MCF5475 performance question

DavidHearn · ‎06-06-2006

We're trying to use a MCF5475 for some high speed data logging, so we tried doing a bit of a benchmark using a simple app and an oscilloscope and we're getting performance signficantly below that which we were expecting for a 266MHz/410MIPs processor.

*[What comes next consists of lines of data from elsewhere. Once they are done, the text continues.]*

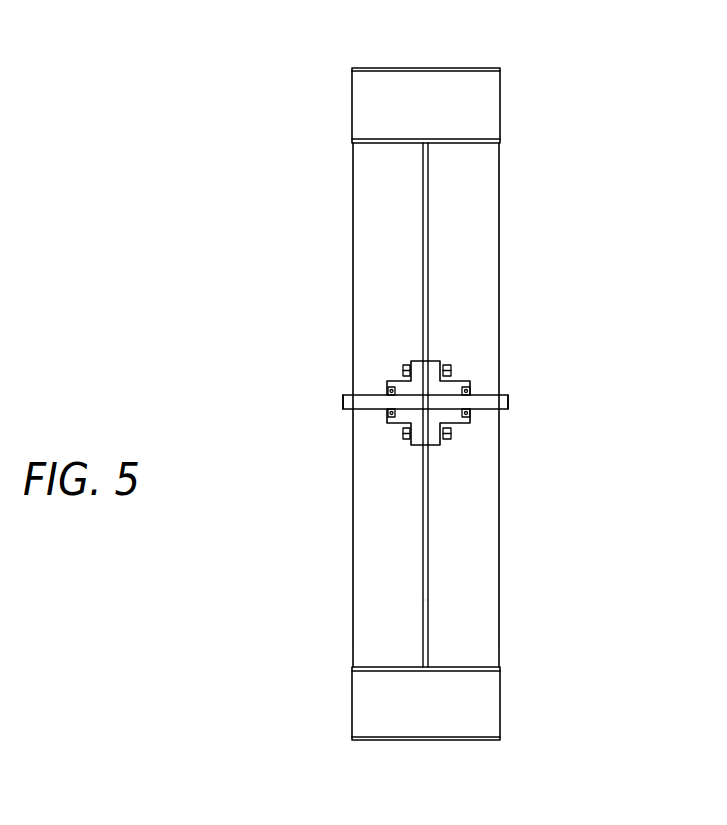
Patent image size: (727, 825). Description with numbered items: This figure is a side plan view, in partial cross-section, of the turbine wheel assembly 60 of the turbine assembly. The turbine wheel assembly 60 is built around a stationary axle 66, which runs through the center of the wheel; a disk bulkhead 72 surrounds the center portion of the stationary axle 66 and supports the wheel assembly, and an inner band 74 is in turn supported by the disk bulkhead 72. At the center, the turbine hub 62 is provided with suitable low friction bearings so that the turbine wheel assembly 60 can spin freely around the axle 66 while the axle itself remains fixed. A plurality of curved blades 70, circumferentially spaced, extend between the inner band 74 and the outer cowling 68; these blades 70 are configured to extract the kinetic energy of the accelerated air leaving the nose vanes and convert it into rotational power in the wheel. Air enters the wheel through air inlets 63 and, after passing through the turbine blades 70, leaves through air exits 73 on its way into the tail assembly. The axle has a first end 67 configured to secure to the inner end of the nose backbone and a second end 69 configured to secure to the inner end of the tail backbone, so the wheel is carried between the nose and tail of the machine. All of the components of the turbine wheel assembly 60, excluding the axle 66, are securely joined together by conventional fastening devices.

The turbine wheel assembly 60 is at (245, 250).
The turbine hub 62 is at (393, 431).
The air inlets 63 is at (350, 100).
The stationary axle 66 is at (486, 395).
The first end of the axle 67 is at (343, 402).
The outer cowling 68 is at (398, 68).
The second end of the turbine axle 69 is at (508, 402).
The curved blades 70 is at (460, 112).
The disk bulkhead 72 is at (425, 278).
The air exits 73 is at (510, 115).
The inner band 74 is at (384, 667).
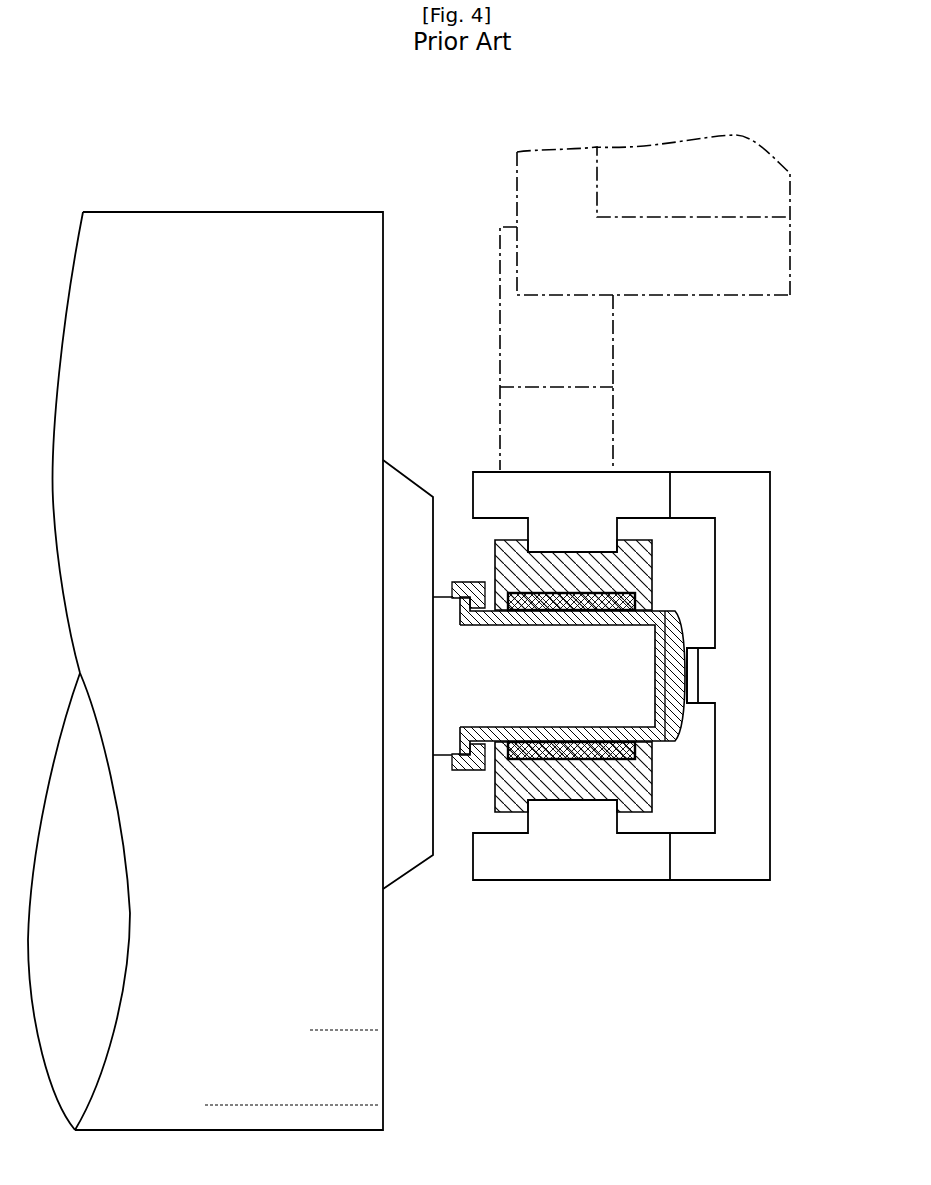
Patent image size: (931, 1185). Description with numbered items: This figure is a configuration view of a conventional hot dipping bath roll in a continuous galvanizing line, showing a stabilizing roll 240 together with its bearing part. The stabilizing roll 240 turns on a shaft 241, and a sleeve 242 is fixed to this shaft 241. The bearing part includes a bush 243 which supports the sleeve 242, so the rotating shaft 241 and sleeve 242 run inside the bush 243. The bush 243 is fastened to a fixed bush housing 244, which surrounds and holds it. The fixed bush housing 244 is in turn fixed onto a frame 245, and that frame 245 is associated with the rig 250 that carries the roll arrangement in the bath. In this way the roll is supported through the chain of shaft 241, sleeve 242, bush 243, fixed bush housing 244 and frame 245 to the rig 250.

The stabilizing roll 240 is at (205, 165).
The shaft 241 is at (550, 698).
The sleeve 242 is at (698, 672).
The bush 243 is at (590, 742).
The fixed bush housing 244 is at (642, 817).
The frame 245 is at (760, 497).
The rig 250 is at (622, 360).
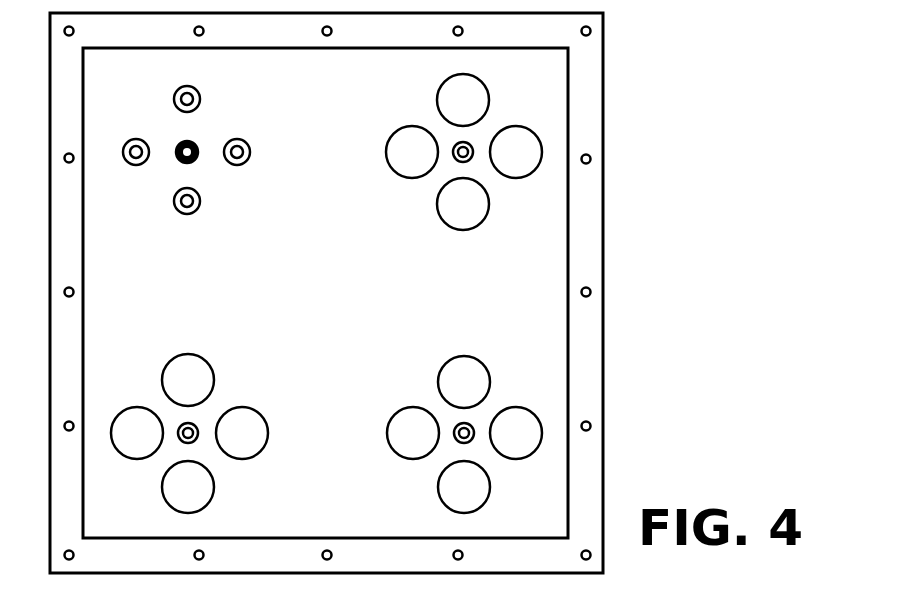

As a basic test I wrote a simple application which basically was just a simple loop (important bits detailed below):

typedef struct
{
uint32 value;
unsigned char status;
}test_struct;

spy_struct source;
spy_struct destination;

while (1)
{
for (temp_loop = 0; temp_loop 1000; temp_loop++)
{
memcpy(&destination, &source, sizeof(test_struct));
memcpy(&source, &source, sizeof(test_struct));
}
// Set output to match (high)
MCF_GPIO_PODR_DSPI |= MCF_GPIO_PODR_DSPI_PODR_DSPI2;

// Set output to match (low)
MCF_GPIO_PODR_DSPI &= ~MCF_GPIO_PODR_DSPI_PODR_DSPI2;
}

Basically we're looping 1000 times, each time copying about 5 bytes of memory using memcpy (provided from Freescale sample code). At the end of that loop we set some GPIO pins high and then low again and repeat the loop. We then use the oscilloscope to measure the time it takes between each GPIO toggle.

We're seeing that it's taking:

a.) 1.5ms to do the whole process if we don't have any memcpy in the loop (just an empty for loop).
b.) 15ms to do the whole process if we have 1 memcpy in there
c.) 28ms to do the whole process with 2 memcpys in there.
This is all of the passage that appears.